The fact the information was decoded is concerning but what’s even more worrisome is that the executive knew the employee lacked data security training.
Workplaces are still struggling with a lack of security awareness and business information security, according to recent findings by Beazley, a breach response insurance company. After analysing more than 1,500 data breaches that occurred in 2013 and 2014, it found that the two most common sources of data breaches were ‘unintended disclosures’ such as misdirected emails and faxes (31%) and the ‘physical loss of paper records’ (24%).
Furthermore, the 2015 Ponemon Cost of a Data Breach Study showed that almost one third of data breach incidents are caused by negligent employees or contractors.
Here are 6 aspects of security awareness training that every size organisation needs to know:
- The biggest driver of data security training is to improve the overall level of data security, according to Ponemon’s The State of Information Security Awareness: Trends & Developments.
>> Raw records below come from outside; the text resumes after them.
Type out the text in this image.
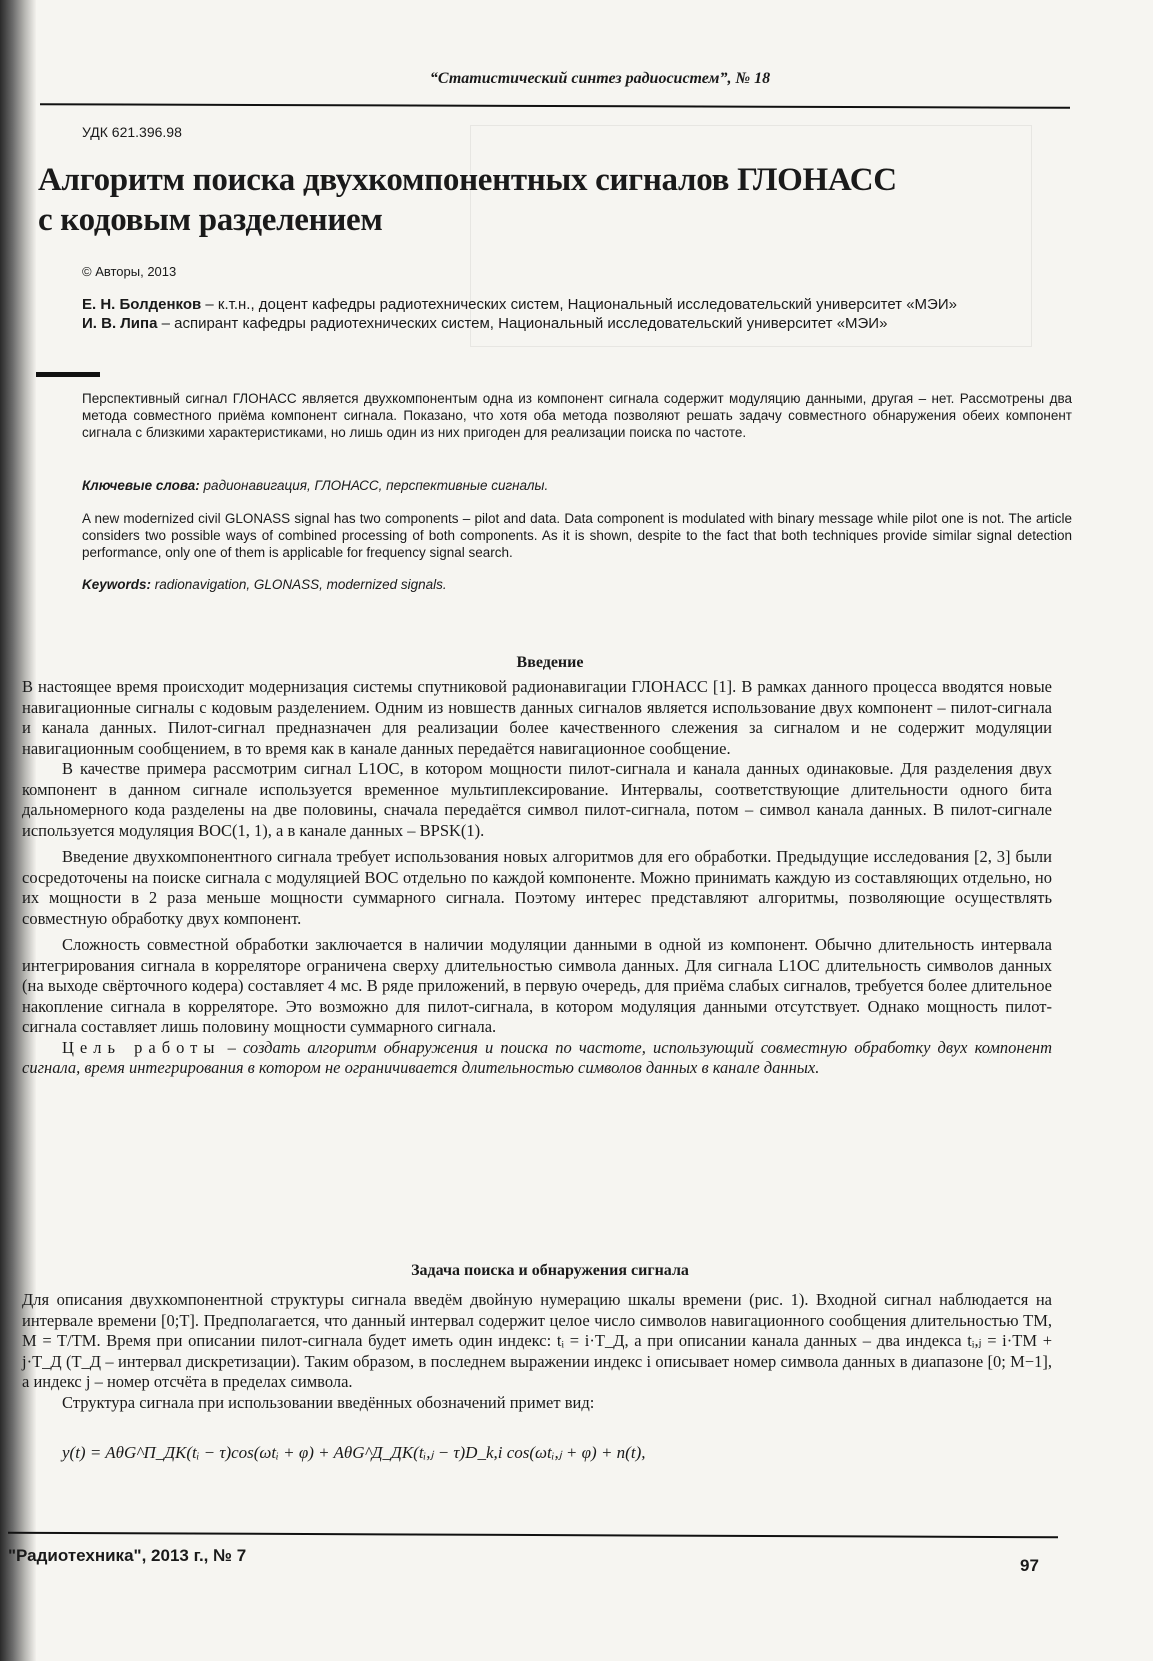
“Статистический синтез радиосистем”, № 18
УДК 621.396.98
Алгоритм поиска двухкомпонентных сигналов ГЛОНАСС
с кодовым разделением
© Авторы, 2013
Е. Н. Болденков – к.т.н., доцент кафедры радиотехнических систем, Национальный исследовательский университет «МЭИ»
И. В. Липа – аспирант кафедры радиотехнических систем, Национальный исследовательский университет «МЭИ»
Перспективный сигнал ГЛОНАСС является двухкомпонентым одна из компонент сигнала содержит модуляцию данными, другая – нет. Рассмотрены два метода совместного приёма компонент сигнала. Показано, что хотя оба метода позволяют решать задачу совместного обнаружения обеих компонент сигнала с близкими характеристиками, но лишь один из них пригоден для реализации поиска по частоте.
Ключевые слова: радионавигация, ГЛОНАСС, перспективные сигналы.
A new modernized civil GLONASS signal has two components – pilot and data. Data component is modulated with binary message while pilot one is not. The article considers two possible ways of combined processing of both components. As it is shown, despite to the fact that both techniques provide similar signal detection performance, only one of them is applicable for frequency signal search.
Keywords: radionavigation, GLONASS, modernized signals.
Введение

В настоящее время происходит модернизация системы спутниковой радионавигации ГЛОНАСС [1]. В рамках данного процесса вводятся новые навигационные сигналы с кодовым разделением. Одним из новшеств данных сигналов является использование двух компонент – пилот-сигнала и канала данных. Пилот-сигнал предназначен для реализации более качественного слежения за сигналом и не содержит модуляции навигационным сообщением, в то время как в канале данных передаётся навигационное сообщение.

В качестве примера рассмотрим сигнал L1OC, в котором мощности пилот-сигнала и канала данных одинаковые. Для разделения двух компонент в данном сигнале используется временное мультиплексирование. Интервалы, соответствующие длительности одного бита дальномерного кода разделены на две половины, сначала передаётся символ пилот-сигнала, потом – символ канала данных. В пилот-сигнале используется модуляция BOC(1, 1), а в канале данных – BPSK(1).

Введение двухкомпонентного сигнала требует использования новых алгоритмов для его обработки. Предыдущие исследования [2, 3] были сосредоточены на поиске сигнала с модуляцией BOC отдельно по каждой компоненте. Можно принимать каждую из составляющих отдельно, но их мощности в 2 раза меньше мощности суммарного сигнала. Поэтому интерес представляют алгоритмы, позволяющие осуществлять совместную обработку двух компонент.

Сложность совместной обработки заключается в наличии модуляции данными в одной из компонент. Обычно длительность интервала интегрирования сигнала в корреляторе ограничена сверху длительностью символа данных. Для сигнала L1OC длительность символов данных (на выходе свёрточного кодера) составляет 4 мс. В ряде приложений, в первую очередь, для приёма слабых сигналов, требуется более длительное накопление сигнала в корреляторе. Это возможно для пилот-сигнала, в котором модуляция данными отсутствует. Однако мощность пилот-сигнала составляет лишь половину мощности суммарного сигнала.

Цель работы – создать алгоритм обнаружения и поиска по частоте, использующий совместную обработку двух компонент сигнала, время интегрирования в котором не ограничивается длительностью символов данных в канале данных.

Задача поиска и обнаружения сигнала

Для описания двухкомпонентной структуры сигнала введём двойную нумерацию шкалы времени (рис. 1). Входной сигнал наблюдается на интервале времени [0;T]. Предполагается, что данный интервал содержит целое число символов навигационного сообщения длительностью TM, M = T/TM. Время при описании пилот-сигнала будет иметь один индекс: tᵢ = i·T_Д, а при описании канала данных – два индекса tᵢ,ⱼ = i·TM + j·T_Д (T_Д – интервал дискретизации). Таким образом, в последнем выражении индекс i описывает номер символа данных в диапазоне [0; M−1], а индекс j – номер отсчёта в пределах символа.

Структура сигнала при использовании введённых обозначений примет вид:

y(t) = AθG^П_ДК(tᵢ − τ)cos(ωtᵢ + φ) + AθG^Д_ДК(tᵢ,ⱼ − τ)D_k,i cos(ωtᵢ,ⱼ + φ) + n(t),
"Радиотехника", 2013 г., № 7
97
- Regular – not one-off – training ensures that employees stay on top of data security best practices. Shred-it’s 5th Annual Security Tracker Survey showed that in the UK only 36% of organisations hold regular training sessions with 9% of C-Suite executives reporting that employees are never trained, or only on an ad hoc basis. The majority (67%) of small businesses say they either don’t train their employees or they do so only on an ad hoc basis.
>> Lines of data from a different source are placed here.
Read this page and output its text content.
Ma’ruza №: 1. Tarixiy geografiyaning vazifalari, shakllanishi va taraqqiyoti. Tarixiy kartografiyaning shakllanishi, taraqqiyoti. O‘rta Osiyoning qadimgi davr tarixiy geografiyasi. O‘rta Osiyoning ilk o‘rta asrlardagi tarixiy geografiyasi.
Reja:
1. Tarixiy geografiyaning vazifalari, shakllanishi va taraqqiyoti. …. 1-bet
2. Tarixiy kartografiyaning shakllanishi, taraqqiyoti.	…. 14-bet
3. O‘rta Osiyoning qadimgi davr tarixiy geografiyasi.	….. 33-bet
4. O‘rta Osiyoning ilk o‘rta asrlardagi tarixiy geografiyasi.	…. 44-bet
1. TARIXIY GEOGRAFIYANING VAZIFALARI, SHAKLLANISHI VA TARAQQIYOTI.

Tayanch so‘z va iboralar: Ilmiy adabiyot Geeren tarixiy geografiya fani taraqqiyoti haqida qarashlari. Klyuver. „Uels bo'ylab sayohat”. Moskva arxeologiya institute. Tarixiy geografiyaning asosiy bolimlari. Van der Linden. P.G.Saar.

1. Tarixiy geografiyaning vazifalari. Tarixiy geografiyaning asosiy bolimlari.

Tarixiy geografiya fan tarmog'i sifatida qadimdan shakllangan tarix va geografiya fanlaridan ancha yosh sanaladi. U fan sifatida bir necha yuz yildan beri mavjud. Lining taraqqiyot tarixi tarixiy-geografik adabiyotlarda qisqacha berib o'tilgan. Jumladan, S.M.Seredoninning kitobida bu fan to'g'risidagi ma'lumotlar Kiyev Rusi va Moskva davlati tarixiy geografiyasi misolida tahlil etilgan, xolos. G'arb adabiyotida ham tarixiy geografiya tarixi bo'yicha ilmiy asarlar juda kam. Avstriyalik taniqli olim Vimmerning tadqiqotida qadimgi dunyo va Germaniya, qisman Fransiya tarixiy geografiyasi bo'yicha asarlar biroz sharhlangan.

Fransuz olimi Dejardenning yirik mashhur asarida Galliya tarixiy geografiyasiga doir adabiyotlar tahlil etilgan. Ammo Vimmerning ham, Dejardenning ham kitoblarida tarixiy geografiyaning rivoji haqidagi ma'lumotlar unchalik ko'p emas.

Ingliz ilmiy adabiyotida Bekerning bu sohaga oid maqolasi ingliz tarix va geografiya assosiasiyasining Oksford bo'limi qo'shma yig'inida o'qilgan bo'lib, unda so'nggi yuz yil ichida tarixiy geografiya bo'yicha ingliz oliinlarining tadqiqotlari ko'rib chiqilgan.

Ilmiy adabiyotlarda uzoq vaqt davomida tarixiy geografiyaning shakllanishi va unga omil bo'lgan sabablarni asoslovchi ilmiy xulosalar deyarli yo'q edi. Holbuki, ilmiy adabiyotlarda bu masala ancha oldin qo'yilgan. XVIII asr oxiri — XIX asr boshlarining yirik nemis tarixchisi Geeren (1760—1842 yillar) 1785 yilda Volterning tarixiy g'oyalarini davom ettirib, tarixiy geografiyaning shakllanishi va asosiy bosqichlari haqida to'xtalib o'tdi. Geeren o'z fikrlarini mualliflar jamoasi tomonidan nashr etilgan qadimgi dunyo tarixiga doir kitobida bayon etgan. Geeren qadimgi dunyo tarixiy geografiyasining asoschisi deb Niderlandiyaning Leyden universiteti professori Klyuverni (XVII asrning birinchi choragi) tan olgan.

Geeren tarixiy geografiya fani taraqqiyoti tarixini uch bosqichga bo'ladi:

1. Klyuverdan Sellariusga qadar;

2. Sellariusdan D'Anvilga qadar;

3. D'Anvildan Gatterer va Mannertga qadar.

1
- Training must address risky work habits. Losing laptops and other mobile devices is common - lost laptops caused 9,000 security incidents and 116 confirmed data breaches in one year alone. Mishandling data, sharing and reusing passwords, and handling unencrypted sensitive data are also risks.
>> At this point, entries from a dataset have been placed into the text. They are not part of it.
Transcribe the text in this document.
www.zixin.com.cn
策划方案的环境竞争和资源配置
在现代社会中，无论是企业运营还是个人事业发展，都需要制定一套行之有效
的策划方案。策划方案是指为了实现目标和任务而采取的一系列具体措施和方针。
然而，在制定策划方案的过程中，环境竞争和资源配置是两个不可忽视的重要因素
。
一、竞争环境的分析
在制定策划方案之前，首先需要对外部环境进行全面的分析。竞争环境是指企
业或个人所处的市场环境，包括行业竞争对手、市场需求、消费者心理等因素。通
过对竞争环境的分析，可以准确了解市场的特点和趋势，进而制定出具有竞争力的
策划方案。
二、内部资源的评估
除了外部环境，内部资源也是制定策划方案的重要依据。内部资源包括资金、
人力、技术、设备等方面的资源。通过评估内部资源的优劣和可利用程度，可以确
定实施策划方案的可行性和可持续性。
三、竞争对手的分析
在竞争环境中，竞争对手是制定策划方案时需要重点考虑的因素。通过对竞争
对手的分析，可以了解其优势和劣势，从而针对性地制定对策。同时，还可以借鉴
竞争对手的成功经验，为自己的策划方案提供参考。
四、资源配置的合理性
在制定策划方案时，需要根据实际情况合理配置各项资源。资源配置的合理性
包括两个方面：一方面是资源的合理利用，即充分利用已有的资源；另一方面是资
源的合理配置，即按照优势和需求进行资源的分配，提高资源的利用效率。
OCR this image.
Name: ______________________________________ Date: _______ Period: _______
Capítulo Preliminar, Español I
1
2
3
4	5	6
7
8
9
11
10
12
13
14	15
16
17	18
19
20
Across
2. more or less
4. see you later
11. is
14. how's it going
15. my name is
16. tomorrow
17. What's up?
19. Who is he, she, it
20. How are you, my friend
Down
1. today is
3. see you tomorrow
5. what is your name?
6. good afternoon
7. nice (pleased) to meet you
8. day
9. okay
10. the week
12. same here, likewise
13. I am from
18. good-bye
- Office security policy awareness reminders in the workplace are useful; for example posters on walls and screen-saver reminders.
- Target the mobile workforce with specific training. For example, use privacy screens, carry only necessary sensitive information, and always connect to the internet through a secure wireless network.
- Implement business information security policies and procedures that support security awareness in the workplace. For example, a Clean Desk Policy is recommended; also partner with a paper shredding services provider and replace recycling bins with locked storage consoles. Introduce a shred-it all policy so that all documents that are no longer needed are securely destroyed before being recycled.